Crawl to vector -feature. Does it work work for you?

Hi All,

vector crawler (cloud version) questions:

  • does it work for you?
  • it most definitely does not go "1000 pages deep" --> it seems there is aprox. 50 pages limit, after which the crawler stops.
  • does the excluding work only for sub-domain? not for sub folders or specific urls?
  • is the only way to crawl consistently to use third-party api and workflow (with crawl4ai or firecrawl etc)?
    image

Hi @Kimi! Thanks for reaching out.

In my relatively limited experience with this feature, I haven't historically seen the issues that you're describing. That said, I tried it out this morning and the behavior does seem to have changed a bit.

I reached out to the team and got some clarification - essentially, these published parameters were having an outsized impact upon our cloud infrastructure and performance and have become more restrictive, as a result.
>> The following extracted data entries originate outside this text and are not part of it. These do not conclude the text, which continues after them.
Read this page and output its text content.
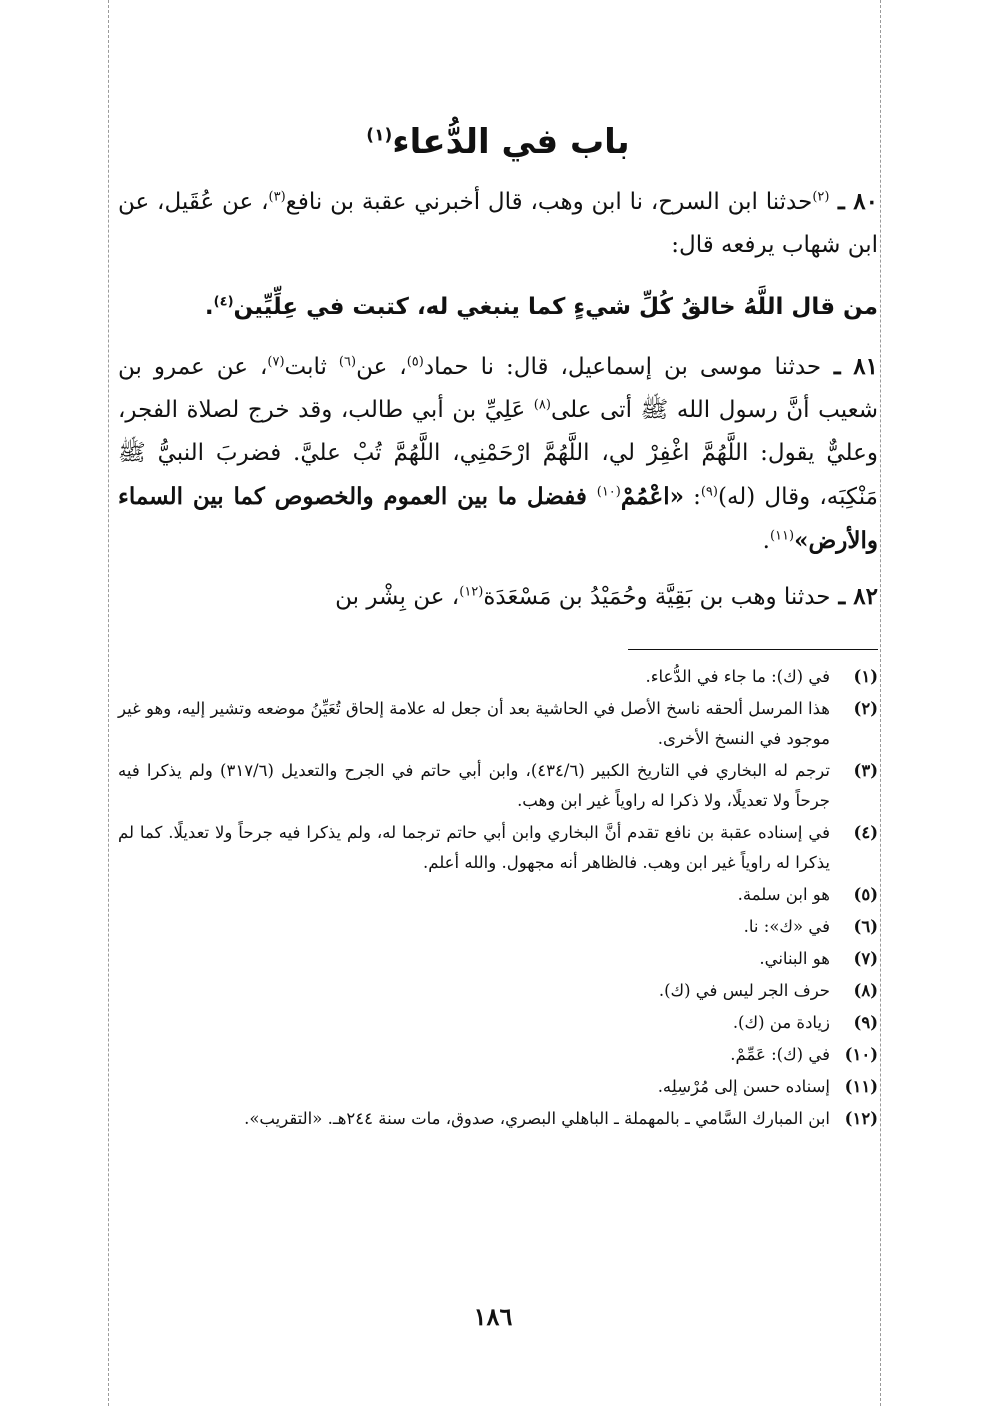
باب في الدُّعاء$^{(١)}$

٨٠ ـ $^{(٢)}$حدثنا ابن السرح، نا ابن وهب، قال أخبرني عقبة بن نافع$^{(٣)}$، عن عُقَيل، عن ابن شهاب يرفعه قال:

من قال اللَّهُ خالقُ كُلِّ شيءٍ كما ينبغي له، كتبت في عِلِّيِّين$^{(٤)}$.

٨١ ـ حدثنا موسى بن إسماعيل، قال: نا حماد$^{(٥)}$، عن$^{(٦)}$ ثابت$^{(٧)}$، عن عمرو بن شعيب أنَّ رسول الله ﷺ أتى على$^{(٨)}$ عَلِيِّ بن أبي طالب، وقد خرج لصلاة الفجر، وعليٌّ يقول: اللَّهُمَّ اغْفِرْ لي، اللَّهُمَّ ارْحَمْنِي، اللَّهُمَّ تُبْ عليَّ. فضربَ النبيُّ ﷺ مَنْكِبَه، وقال (له)$^{(٩)}$: «اعْمُمْ$^{(١٠)}$ ففضل ما بين العموم والخصوص كما بين السماء والأرض»$^{(١١)}$.

٨٢ ـ حدثنا وهب بن بَقِيَّة وحُمَيْدُ بن مَسْعَدَة$^{(١٢)}$، عن بِشْر بن

(١)
في (ك): ما جاء في الدُّعاء.
(٢)
هذا المرسل ألحقه ناسخ الأصل في الحاشية بعد أن جعل له علامة إلحاق تُعَيِّنُ موضعه وتشير إليه، وهو غير موجود في النسخ الأخرى.
(٣)
ترجم له البخاري في التاريخ الكبير (٤٣٤/٦)، وابن أبي حاتم في الجرح والتعديل (٣١٧/٦) ولم يذكرا فيه جرحاً ولا تعديلًا، ولا ذكرا له راوياً غير ابن وهب.
(٤)
في إسناده عقبة بن نافع تقدم أنَّ البخاري وابن أبي حاتم ترجما له، ولم يذكرا فيه جرحاً ولا تعديلًا. كما لم يذكرا له راوياً غير ابن وهب. فالظاهر أنه مجهول. والله أعلم.
(٥)
هو ابن سلمة.
(٦)
في «ك»: نا.
(٧)
هو البناني.
(٨)
حرف الجر ليس في (ك).
(٩)
زيادة من (ك).
(١٠)
في (ك): عَمِّمْ.
(١١)
إسناده حسن إلى مُرْسِلِه.
(١٢)
ابن المبارك السَّامي ـ بالمهملة ـ الباهلي البصري، صدوق، مات سنة ٢٤٤هـ. «التقريب».
١٨٦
The new limit is 50 total pages, with a 15 second timeout per page. The banner in the UI will be updated to reflect these changes in the next cloud release!
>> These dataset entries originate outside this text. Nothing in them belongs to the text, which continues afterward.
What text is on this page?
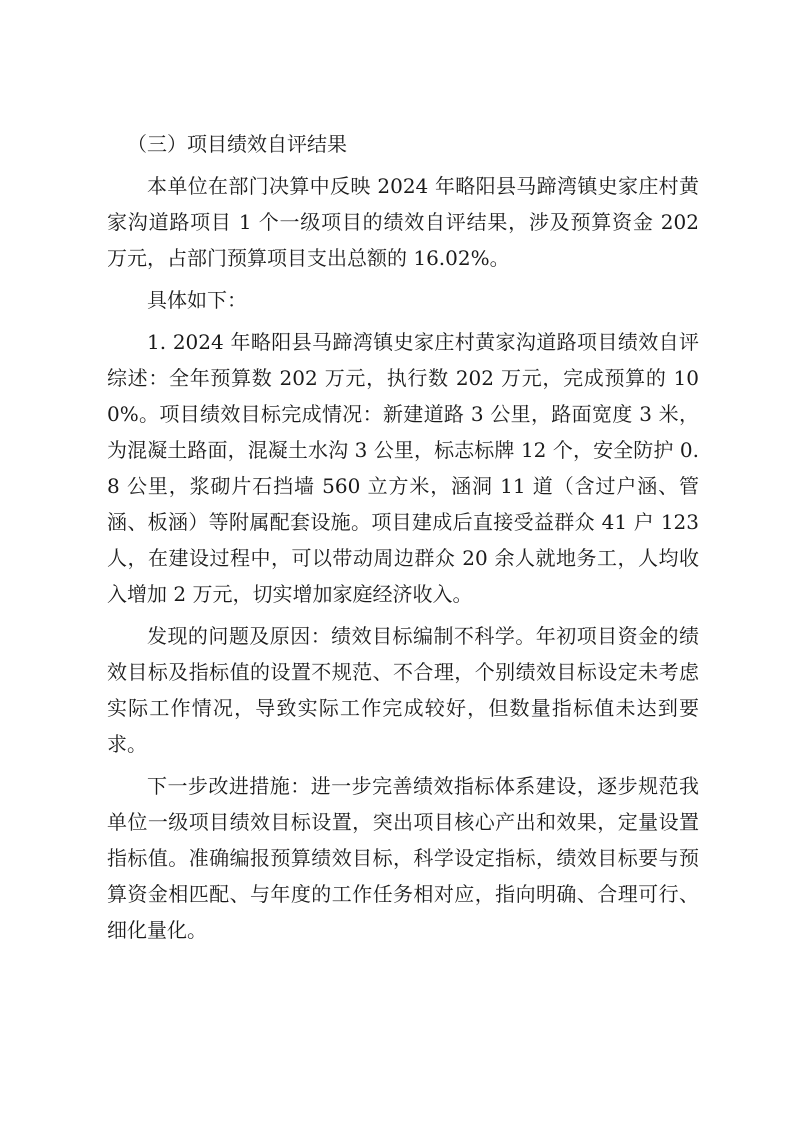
（三）项目绩效自评结果

本单位在部门决算中反映 2024 年略阳县马蹄湾镇史家庄村黄家沟道路项目 1 个一级项目的绩效自评结果，涉及预算资金 202 万元，占部门预算项目支出总额的 16.02%。

具体如下：

1. 2024 年略阳县马蹄湾镇史家庄村黄家沟道路项目绩效自评综述：全年预算数 202 万元，执行数 202 万元，完成预算的 100%。项目绩效目标完成情况：新建道路 3 公里，路面宽度 3 米，为混凝土路面，混凝土水沟 3 公里，标志标牌 12 个，安全防护 0.8 公里，浆砌片石挡墙 560 立方米，涵洞 11 道（含过户涵、管涵、板涵）等附属配套设施。项目建成后直接受益群众 41 户 123 人，在建设过程中，可以带动周边群众 20 余人就地务工，人均收入增加 2 万元，切实增加家庭经济收入。

发现的问题及原因：绩效目标编制不科学。年初项目资金的绩效目标及指标值的设置不规范、不合理，个别绩效目标设定未考虑实际工作情况，导致实际工作完成较好，但数量指标值未达到要求。

下一步改进措施：进一步完善绩效指标体系建设，逐步规范我单位一级项目绩效目标设置，突出项目核心产出和效果，定量设置指标值。准确编报预算绩效目标，科学设定指标，绩效目标要与预算资金相匹配、与年度的工作任务相对应，指向明确、合理可行、细化量化。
On the other hand, there haven't been any changes to the way certain pages are excluded, meaning Retool does simple string matching in order to determine whether a given page should be vectorized or not. Any page whose URL starts with the specified string will be excluded.

Given these restrictions and the specifics of your use case, it may or may not make sense to instead utilize a third-party API. I'm happy to answer any additional questions you might have in order to find a solution for your particular use case!